Une semaine après l’arrivée fracassante de Terence Crawford chez les welters, où il a remporté la ceinture WBO pour son premier combat, son compatriote Errol Spence Jr a conservé son titre IBF de la catégorie ce samedi. De quoi faire grimper les attentes autour d’un choc entre les deux Américains. Si les deux affichent leur envie de le faire, la chose ne devrait pas se faire tout de suite.

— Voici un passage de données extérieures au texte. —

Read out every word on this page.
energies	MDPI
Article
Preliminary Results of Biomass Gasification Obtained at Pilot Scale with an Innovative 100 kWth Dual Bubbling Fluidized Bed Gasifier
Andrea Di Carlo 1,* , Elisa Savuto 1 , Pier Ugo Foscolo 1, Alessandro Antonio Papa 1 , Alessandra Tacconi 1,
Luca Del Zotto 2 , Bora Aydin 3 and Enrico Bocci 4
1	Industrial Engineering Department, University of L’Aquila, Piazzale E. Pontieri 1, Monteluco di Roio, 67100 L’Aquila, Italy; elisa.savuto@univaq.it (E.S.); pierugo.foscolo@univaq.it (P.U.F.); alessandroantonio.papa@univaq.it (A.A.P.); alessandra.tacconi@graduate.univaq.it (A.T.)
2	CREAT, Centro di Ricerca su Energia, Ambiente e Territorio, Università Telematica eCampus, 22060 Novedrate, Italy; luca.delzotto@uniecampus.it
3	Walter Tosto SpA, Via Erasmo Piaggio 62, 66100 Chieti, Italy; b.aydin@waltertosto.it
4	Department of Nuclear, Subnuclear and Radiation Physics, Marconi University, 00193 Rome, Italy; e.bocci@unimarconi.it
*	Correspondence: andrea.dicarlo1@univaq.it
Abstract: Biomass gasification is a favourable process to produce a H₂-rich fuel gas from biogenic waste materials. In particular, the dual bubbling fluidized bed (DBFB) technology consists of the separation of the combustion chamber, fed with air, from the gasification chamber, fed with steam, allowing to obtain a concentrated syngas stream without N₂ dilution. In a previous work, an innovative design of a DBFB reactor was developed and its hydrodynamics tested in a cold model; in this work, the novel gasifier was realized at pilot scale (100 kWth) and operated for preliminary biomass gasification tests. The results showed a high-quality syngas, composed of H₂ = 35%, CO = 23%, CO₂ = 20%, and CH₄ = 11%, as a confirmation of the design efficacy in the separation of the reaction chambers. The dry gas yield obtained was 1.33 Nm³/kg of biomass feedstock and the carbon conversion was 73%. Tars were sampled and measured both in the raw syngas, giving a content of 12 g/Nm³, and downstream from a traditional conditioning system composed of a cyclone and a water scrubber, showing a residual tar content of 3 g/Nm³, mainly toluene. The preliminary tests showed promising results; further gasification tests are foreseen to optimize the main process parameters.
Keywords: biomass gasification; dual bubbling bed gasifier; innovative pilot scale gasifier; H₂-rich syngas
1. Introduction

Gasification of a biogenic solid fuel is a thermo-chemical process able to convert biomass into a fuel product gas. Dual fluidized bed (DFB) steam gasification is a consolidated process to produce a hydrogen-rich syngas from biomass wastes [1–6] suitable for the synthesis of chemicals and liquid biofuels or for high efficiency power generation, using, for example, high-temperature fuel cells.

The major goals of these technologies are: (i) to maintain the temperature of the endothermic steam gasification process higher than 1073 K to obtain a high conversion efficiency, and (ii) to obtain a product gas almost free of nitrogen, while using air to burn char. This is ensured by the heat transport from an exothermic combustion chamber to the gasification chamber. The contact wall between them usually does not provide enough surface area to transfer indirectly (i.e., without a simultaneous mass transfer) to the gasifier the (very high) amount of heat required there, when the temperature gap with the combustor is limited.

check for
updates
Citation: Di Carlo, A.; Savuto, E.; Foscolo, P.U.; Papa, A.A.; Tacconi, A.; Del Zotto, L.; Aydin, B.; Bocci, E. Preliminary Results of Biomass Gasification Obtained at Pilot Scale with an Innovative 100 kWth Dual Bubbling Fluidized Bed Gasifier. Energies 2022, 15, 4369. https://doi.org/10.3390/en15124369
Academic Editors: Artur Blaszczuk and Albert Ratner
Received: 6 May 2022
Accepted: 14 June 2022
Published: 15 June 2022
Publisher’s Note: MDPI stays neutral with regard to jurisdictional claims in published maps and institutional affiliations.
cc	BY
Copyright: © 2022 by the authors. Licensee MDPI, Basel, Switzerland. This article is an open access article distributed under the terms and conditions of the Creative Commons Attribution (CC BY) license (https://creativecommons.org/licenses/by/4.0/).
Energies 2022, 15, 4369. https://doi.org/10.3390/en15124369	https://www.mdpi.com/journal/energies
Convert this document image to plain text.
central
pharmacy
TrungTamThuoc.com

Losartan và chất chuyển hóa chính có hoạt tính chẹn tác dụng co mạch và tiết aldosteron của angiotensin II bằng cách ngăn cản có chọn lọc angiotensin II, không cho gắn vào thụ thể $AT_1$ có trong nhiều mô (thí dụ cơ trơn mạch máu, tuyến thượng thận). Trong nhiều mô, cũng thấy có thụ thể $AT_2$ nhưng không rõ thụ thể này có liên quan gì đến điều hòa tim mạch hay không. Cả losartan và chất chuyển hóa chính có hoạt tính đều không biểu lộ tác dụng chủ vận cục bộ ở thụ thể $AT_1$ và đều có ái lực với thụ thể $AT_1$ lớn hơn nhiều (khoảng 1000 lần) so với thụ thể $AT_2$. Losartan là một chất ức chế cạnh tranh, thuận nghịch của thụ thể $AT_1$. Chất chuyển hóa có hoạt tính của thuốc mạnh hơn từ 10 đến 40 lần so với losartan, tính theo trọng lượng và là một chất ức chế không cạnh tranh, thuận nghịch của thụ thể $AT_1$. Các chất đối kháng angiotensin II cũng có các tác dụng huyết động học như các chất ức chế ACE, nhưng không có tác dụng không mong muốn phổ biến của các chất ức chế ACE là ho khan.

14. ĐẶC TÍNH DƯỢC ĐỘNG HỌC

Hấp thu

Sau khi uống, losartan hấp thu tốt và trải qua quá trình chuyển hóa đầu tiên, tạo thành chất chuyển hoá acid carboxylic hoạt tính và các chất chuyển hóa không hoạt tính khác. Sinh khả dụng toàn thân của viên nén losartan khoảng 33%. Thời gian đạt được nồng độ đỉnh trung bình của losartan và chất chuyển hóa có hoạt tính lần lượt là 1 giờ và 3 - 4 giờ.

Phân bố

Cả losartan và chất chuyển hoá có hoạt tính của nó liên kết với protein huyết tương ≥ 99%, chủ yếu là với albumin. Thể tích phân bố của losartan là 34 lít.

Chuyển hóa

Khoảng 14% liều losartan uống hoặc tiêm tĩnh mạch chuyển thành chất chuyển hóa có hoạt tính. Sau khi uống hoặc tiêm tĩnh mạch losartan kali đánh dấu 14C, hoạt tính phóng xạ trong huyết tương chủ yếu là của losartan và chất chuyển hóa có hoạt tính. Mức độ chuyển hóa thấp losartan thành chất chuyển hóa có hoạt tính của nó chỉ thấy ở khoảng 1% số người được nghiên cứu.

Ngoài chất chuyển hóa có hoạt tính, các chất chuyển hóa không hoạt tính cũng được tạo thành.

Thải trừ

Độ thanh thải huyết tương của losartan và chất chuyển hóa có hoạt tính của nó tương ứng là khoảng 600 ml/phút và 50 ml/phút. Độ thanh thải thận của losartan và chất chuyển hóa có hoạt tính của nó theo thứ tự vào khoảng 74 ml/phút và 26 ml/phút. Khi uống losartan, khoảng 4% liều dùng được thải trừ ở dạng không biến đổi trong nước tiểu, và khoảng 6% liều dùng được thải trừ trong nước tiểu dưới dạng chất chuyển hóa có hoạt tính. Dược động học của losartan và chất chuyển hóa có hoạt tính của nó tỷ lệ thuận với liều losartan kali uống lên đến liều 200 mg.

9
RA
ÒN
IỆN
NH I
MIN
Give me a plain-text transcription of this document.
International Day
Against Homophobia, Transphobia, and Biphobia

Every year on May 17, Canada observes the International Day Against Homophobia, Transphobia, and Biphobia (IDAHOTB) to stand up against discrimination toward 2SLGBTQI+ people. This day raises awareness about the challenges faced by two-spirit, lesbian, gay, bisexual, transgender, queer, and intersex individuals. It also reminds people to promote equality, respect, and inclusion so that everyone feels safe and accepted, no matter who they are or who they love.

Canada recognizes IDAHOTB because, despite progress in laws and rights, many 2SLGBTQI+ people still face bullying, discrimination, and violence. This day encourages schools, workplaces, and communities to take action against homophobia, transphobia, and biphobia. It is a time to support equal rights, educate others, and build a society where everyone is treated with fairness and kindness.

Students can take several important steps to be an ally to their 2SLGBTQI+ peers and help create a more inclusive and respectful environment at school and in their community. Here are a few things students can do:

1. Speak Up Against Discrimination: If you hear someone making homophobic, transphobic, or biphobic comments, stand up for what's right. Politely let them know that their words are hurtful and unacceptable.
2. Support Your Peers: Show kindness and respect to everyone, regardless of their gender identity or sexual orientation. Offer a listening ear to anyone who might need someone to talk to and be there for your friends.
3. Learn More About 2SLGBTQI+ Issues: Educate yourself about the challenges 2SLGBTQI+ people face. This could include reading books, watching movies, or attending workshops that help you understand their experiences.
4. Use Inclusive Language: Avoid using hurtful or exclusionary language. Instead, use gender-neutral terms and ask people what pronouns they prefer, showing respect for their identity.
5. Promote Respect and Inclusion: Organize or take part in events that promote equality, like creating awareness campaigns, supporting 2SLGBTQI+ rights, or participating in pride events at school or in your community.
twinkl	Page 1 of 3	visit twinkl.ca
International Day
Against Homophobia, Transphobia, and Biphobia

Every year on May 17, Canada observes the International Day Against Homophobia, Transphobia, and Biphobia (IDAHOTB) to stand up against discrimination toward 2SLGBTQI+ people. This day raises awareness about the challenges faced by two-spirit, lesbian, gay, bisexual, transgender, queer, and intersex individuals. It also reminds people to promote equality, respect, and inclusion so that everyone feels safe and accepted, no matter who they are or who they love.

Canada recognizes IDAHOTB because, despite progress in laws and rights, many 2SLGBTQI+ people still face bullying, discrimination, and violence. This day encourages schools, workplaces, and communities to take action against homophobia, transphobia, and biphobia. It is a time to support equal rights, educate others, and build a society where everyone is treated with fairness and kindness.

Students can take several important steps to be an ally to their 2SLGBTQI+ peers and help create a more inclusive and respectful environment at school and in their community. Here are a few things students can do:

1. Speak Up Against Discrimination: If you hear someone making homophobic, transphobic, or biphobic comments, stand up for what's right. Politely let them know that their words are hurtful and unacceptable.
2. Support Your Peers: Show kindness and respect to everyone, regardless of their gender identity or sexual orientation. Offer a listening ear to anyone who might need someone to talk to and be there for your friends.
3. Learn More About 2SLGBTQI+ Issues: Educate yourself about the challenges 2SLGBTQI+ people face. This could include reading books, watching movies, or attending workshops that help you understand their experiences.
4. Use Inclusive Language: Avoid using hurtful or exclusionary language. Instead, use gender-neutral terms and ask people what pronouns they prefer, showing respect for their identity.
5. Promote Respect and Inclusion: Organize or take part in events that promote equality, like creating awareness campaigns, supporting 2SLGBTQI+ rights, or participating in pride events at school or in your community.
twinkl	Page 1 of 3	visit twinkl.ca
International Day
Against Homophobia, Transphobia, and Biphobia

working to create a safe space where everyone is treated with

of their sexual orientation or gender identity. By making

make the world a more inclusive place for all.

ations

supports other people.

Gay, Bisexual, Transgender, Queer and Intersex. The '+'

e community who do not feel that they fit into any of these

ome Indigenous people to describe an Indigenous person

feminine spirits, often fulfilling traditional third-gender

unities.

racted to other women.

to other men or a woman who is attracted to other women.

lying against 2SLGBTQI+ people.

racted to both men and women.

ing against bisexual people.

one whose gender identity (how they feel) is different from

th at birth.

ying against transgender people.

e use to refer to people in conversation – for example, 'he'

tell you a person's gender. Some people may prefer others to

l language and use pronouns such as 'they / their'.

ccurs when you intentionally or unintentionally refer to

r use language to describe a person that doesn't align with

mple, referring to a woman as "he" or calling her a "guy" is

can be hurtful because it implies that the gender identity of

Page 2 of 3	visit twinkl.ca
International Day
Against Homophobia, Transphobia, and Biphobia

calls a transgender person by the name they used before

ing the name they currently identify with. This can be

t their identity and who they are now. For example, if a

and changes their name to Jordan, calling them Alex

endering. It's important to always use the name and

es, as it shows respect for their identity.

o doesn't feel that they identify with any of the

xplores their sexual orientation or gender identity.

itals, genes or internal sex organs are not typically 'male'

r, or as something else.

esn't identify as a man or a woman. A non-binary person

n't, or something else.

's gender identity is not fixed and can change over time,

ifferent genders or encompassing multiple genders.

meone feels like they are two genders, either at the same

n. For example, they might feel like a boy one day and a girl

Ils se sont répondus sur le ring à une semaine d’écart. Alors que Terence Crawford avait mis un point d’exclamation sur ses débuts chez les welters en terrassant avec facilité Jeff Horn par TKO pour remporter la ceinture WBO, Errol Spence Jr a frappé sur la table sept jours plus tard en explosant le Mexicain Carlos Ocampo, son challenger obligatoire dont on ne savait pas vraiment ce qu’il faisait là vu son pedigree, pour la deuxième défense de son titre IBF de la catégorie ce samedi dans son Texas chéri. Deux démonstrations de force pour une question commune : à quand le choix entre « Bud » (Crawford ; 33-0, 24 KO) et « The Truth » (Spence ; 24-0, 21 KO) ? Alors que le monde du noble art se frotte les mains à l’idée de la « revanche » entre Gennady Golovkin et Canelo Alvarez et plus encore à imaginer le choc d’unification des lourds tant attendu entre Anthony Joshua et Deontay Wilder, l’idée d’un affrontement entre les deux Américains fascine peut-être encore plus les spécialistes.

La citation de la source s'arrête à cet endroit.